Our creator was once a prominent writer and performer on a comedy sketch show,
which aired live every Saturday night from an NBC studio in New York. It ran
for 90 minutes. After their time on the show came to an end, our creator
decided to pitch a sitcom based on their experiences there. The lead character
is the head writer on a comedy show, similarly produced in New York. They must
balance their work in the writers' room and their personal life, though this
turns out to be difficult. A pilot is made, and our creator plays the lead.

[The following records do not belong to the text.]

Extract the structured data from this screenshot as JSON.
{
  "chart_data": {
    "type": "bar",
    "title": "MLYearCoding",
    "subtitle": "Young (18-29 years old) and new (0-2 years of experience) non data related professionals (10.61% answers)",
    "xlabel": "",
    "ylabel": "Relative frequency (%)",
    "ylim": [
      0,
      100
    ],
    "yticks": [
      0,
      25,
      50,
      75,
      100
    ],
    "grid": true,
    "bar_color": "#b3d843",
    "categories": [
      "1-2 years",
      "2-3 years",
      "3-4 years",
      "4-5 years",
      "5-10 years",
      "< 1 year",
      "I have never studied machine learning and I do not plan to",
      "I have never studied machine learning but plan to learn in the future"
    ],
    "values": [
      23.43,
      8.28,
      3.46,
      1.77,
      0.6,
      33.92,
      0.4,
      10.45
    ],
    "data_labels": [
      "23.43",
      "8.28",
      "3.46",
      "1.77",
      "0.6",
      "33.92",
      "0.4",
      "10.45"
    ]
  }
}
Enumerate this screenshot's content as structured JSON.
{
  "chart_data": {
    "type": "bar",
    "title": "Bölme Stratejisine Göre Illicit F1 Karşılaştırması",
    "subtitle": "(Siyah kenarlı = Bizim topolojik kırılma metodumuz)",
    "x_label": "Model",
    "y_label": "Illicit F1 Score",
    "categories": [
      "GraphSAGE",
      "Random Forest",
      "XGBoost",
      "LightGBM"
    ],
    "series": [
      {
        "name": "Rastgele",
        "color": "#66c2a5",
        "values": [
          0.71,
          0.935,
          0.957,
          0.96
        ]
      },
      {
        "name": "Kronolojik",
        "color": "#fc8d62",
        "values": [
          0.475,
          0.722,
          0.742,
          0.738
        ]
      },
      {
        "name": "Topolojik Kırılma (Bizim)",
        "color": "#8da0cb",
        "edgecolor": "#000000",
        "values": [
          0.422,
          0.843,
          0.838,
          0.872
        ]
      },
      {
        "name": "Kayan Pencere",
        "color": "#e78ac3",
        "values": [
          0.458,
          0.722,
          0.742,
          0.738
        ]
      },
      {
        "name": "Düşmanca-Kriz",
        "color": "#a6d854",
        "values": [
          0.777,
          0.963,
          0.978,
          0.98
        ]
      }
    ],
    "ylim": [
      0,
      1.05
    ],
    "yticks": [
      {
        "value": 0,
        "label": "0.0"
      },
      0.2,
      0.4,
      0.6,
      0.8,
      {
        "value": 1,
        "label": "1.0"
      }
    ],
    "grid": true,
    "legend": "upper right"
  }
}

Modern viewers may recognize this as _30 Rock,_ but it is in fact _The Dick
Van Dyke Show._ It is based not on _SNL_ but on a direct ancestor, _Your Show
of Shows._ Carl Reiner's performance in the pilot may have dissuaded
executives from casting him in the commissioned series (hence Dick Van Dyke),
while Tina Fey remained the lead in her own version. But otherwise the
parallel rings a sight near perfect.

The author stumbles over himself insisting, however, that while _The Dick Van
Dyke Show_ did not give vent to working and lower-middle class concerns, it
did at least feature characters who "had careers" and were definitely of a
class. As if the same were not true of shows like _30 Rock_ (which is at times
obsessed with class difference), or of _Parks and Recreation_ and _The
Office._ These do not depict realistic workspaces, but why place that demand
on a sitcom? And why not place the same demand on, yes, _The Honeymooners,_
_Taxi,_ _The Mary Tyler Moore Show,_ _I Love Lucy,_ _The Beverly Hillbillies,_
_Green Acres,_ _The Andy Griffith Show,_ and on and on. In all cases the
demands of the form—and in almost all cases the demands of overly long
tenures—stretched the premises and the rare attempts at realism very thin.

I think you can make an argument that the most popular comedies available
right now—whether on TV or at the movie theaters—are unflinchingly escapist.
(Though, as the article notes in its discussion of an episode each of _Horace
and Pete_ and _Girls,_ this has not gone unnoticed or unremarked by all of the
shows' writers. Still, these two are not the _most_ popular things around by
any stretch.) Similarly, Fred Astaire and Ginger Rogers were seen to traipse
across exclusive resorts, high-class stages, ballroom floors, and Venice, in
elaborate dresses and a "top hat, white tie, and tails"—all during the Great
Depression. Sometimes hard circumstances produce a public clamoring for
comment; sometimes the public just wants a reprieve.

------
moron4hire
Let's assume that sitcoms aren't a complete travesty of expressive form to
begin with. Just for the sake of argument, just for a minute.

You know, there is the option to just stop watching TV. If, after skipping all
the series that you don't find relevant to your life, you find there is
nothing left to watch, then just turn it off. Nothing compels you to watch TV.

You want to talk about class struggles, how about the modern depiction of
feudal systems as fundamentally good, if not for a few "bad apples"?
Disney/Pixar movies are particularly bad for this. I like to think the White
Walkers in Game of Thrones are an allegory for democracy and capitalism, that
as the aristocracy send more commoners to clash against the inevitable,
unstoppable wave, it just creates more corpses and more converts.

There is so much freely available content out there to spend your time on that
you don't have to be beholden to the major production firms. Stop watching
network television. They have perversely skewed incentives. It's like people
who pass a local restaurant they've never heard of to go to McDonald's. Why
not take a chance on a burger that will _probably_ be better, rather than go
eat a the burger you know, that you _know_ will be shitty?